Dans une déclaration rendue publique ce mardi 29 juillet 2025, les chefs coutumiers ont rappelé au chef de l’État la promesse qu’il avait faite lors de sa visite d’itinérance à Tshikapa, chef-lieu du Kasaï, en décembre 2024. À cette occasion, Félix Tshisekedi avait évoqué la nécessité d’une meilleure représentativité de cette province au sein des institutions nationales.
« Nous, autorités coutumières de l’ANATC/Kasaï, avons le réel plaisir de vous rappeler l’une de nos revendications formulées dans le cahier de charges et votre promesse faite lors de la visite d’itinérance effectuée à Tshikapa, en décembre 2024, au sujet de la représentativité de la province du Kasaï par deux membres au sein du gouvernement de la République », peut-on lire dans le communiqué.

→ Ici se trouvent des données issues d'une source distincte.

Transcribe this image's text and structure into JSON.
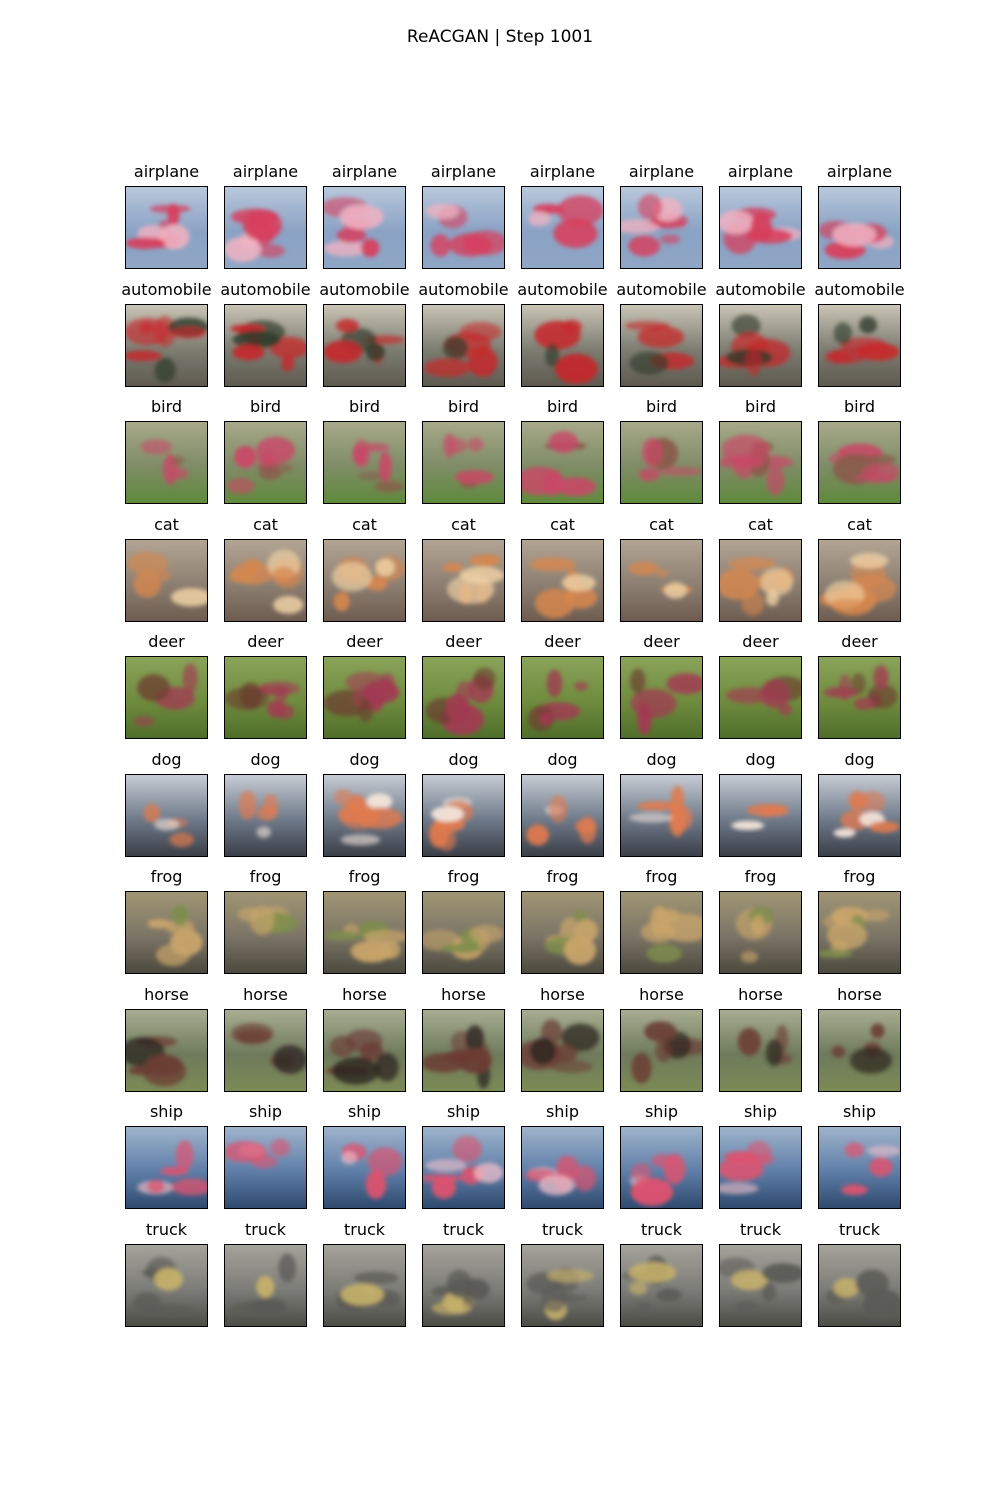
{
  "figure": {
    "title": "ReACGAN | Step 1001"
  },
  "grid": {
    "columns": 8,
    "rows": [
      {
        "label": "airplane",
        "palette": {
          "bg": "#8aa2c4",
          "bg2": "#b9c8dc",
          "blob": "#d83e5c",
          "blob2": "#f0b2c2",
          "ground": "#8fa6c6"
        }
      },
      {
        "label": "automobile",
        "palette": {
          "bg": "#7d7d72",
          "bg2": "#c9c4b5",
          "blob": "#c8262a",
          "blob2": "#2f3a2a",
          "ground": "#5e5a50"
        }
      },
      {
        "label": "bird",
        "palette": {
          "bg": "#7f8c66",
          "bg2": "#a7a98a",
          "blob": "#c94867",
          "blob2": "#8a5a4a",
          "ground": "#5f8a3c"
        }
      },
      {
        "label": "cat",
        "palette": {
          "bg": "#8c7f72",
          "bg2": "#b3a594",
          "blob": "#d7874d",
          "blob2": "#f0d2a5",
          "ground": "#6e5c50"
        }
      },
      {
        "label": "deer",
        "palette": {
          "bg": "#6f8c3e",
          "bg2": "#8aa35a",
          "blob": "#a23a52",
          "blob2": "#6b3d2f",
          "ground": "#4f6e2a"
        }
      },
      {
        "label": "dog",
        "palette": {
          "bg": "#6f7a8a",
          "bg2": "#c6ccd4",
          "blob": "#e27a4e",
          "blob2": "#f4e6dc",
          "ground": "#3b3f48"
        }
      },
      {
        "label": "frog",
        "palette": {
          "bg": "#7b7466",
          "bg2": "#a09674",
          "blob": "#c9a56a",
          "blob2": "#7d8e4b",
          "ground": "#4c4a3e"
        }
      },
      {
        "label": "horse",
        "palette": {
          "bg": "#6f7a5c",
          "bg2": "#a8ad92",
          "blob": "#6b3c33",
          "blob2": "#2b241f",
          "ground": "#7c8a55"
        }
      },
      {
        "label": "ship",
        "palette": {
          "bg": "#5e7ea8",
          "bg2": "#9fb4cc",
          "blob": "#e0526e",
          "blob2": "#f4c2cc",
          "ground": "#2f4a6e"
        }
      },
      {
        "label": "truck",
        "palette": {
          "bg": "#7c7c78",
          "bg2": "#a5a39a",
          "blob": "#5a5a56",
          "blob2": "#c8b26a",
          "ground": "#4d4d48"
        }
      }
    ]
  }
}
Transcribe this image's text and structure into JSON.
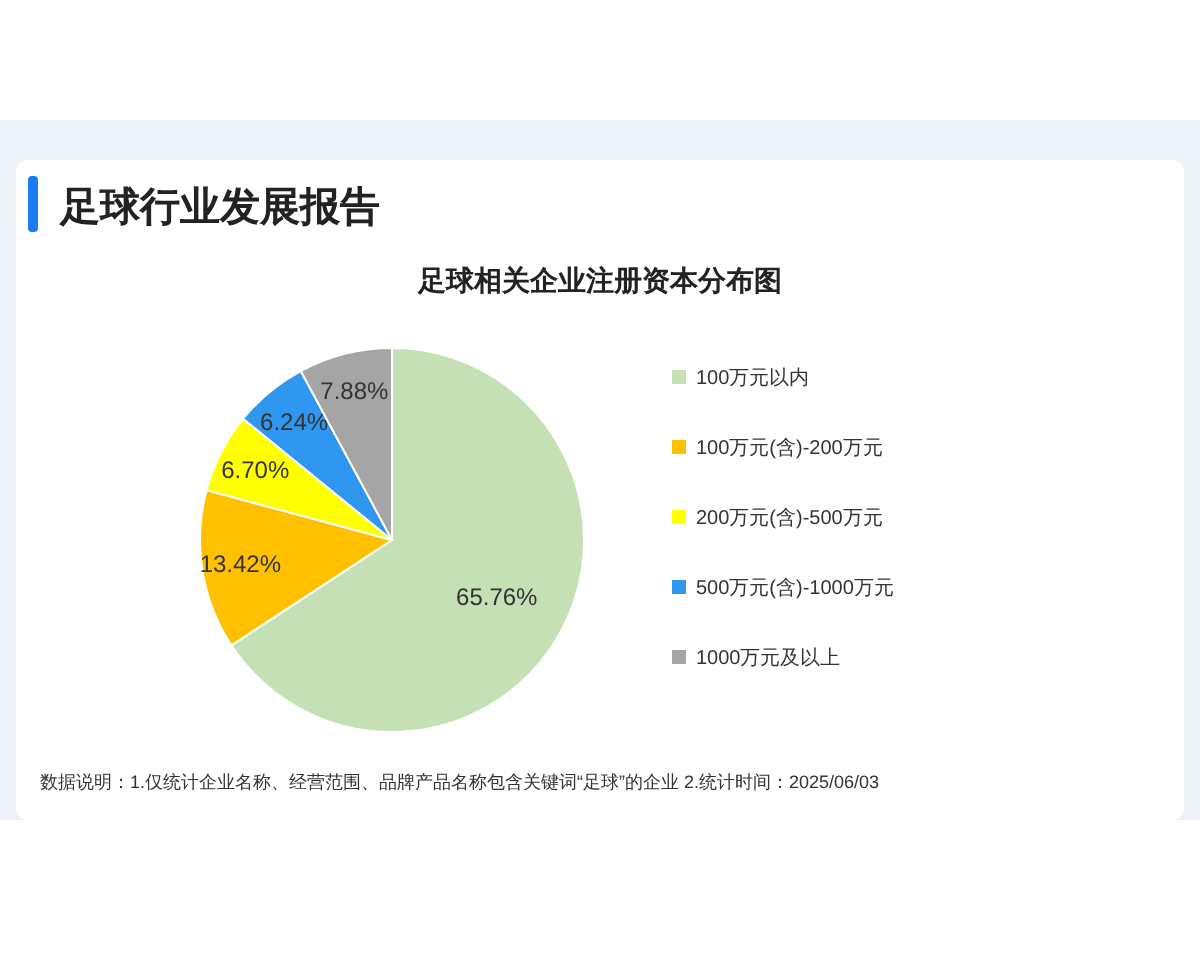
{
  "chart_data": {
    "type": "pie",
    "title": "足球行业发展报告",
    "subtitle": "足球相关企业注册资本分布图",
    "categories": [
      "100万元以内",
      "100万元(含)-200万元",
      "200万元(含)-500万元",
      "500万元(含)-1000万元",
      "1000万元及以上"
    ],
    "values": [
      65.76,
      13.42,
      6.7,
      6.24,
      7.88
    ],
    "value_labels": [
      "65.76%",
      "13.42%",
      "6.70%",
      "6.24%",
      "7.88%"
    ],
    "colors": [
      "#c5e0b4",
      "#ffc000",
      "#ffff00",
      "#2f97ef",
      "#a5a5a5"
    ],
    "legend": "right",
    "annotations": [
      "数据说明：1.仅统计企业名称、经营范围、品牌产品名称包含关键词“足球”的企业  2.统计时间：2025/06/03"
    ]
  }
}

Les chefs traditionnels estiment que le soutien massif dont a bénéficié le président Tshisekedi dans la région, avec un score avoisinant les 100 % lors de la dernière présidentielle, mérite d’être récompensé par une représentativité équitable dans l’exécutif national.
« Nous sommes convaincus que cette fois-ci ou jamais, les fils et filles du Kasaï, qui vous ont élu à près de 100 %, devront bénéficier eux aussi des avantages dictés par les dispositions constitutionnelles », insistent-ils.
En conclusion, l’ANATC Kasaï a renouvelé son soutien indéfectible au président Tshisekedi et à son engagement pour la paix et le développement du pays.
« Nous réitérons notre indéfectible attachement à toutes vos actions visant à restaurer la paix sur l’ensemble du territoire national », ont-ils affirmé.
Ce message des garants des us et coutumes du Kasaï intervient à un moment où la formation du nouveau gouvernement est très attendue, et où les équilibres géopolitiques et les promesses électorales sont scrutés de près par les différentes composantes du pays.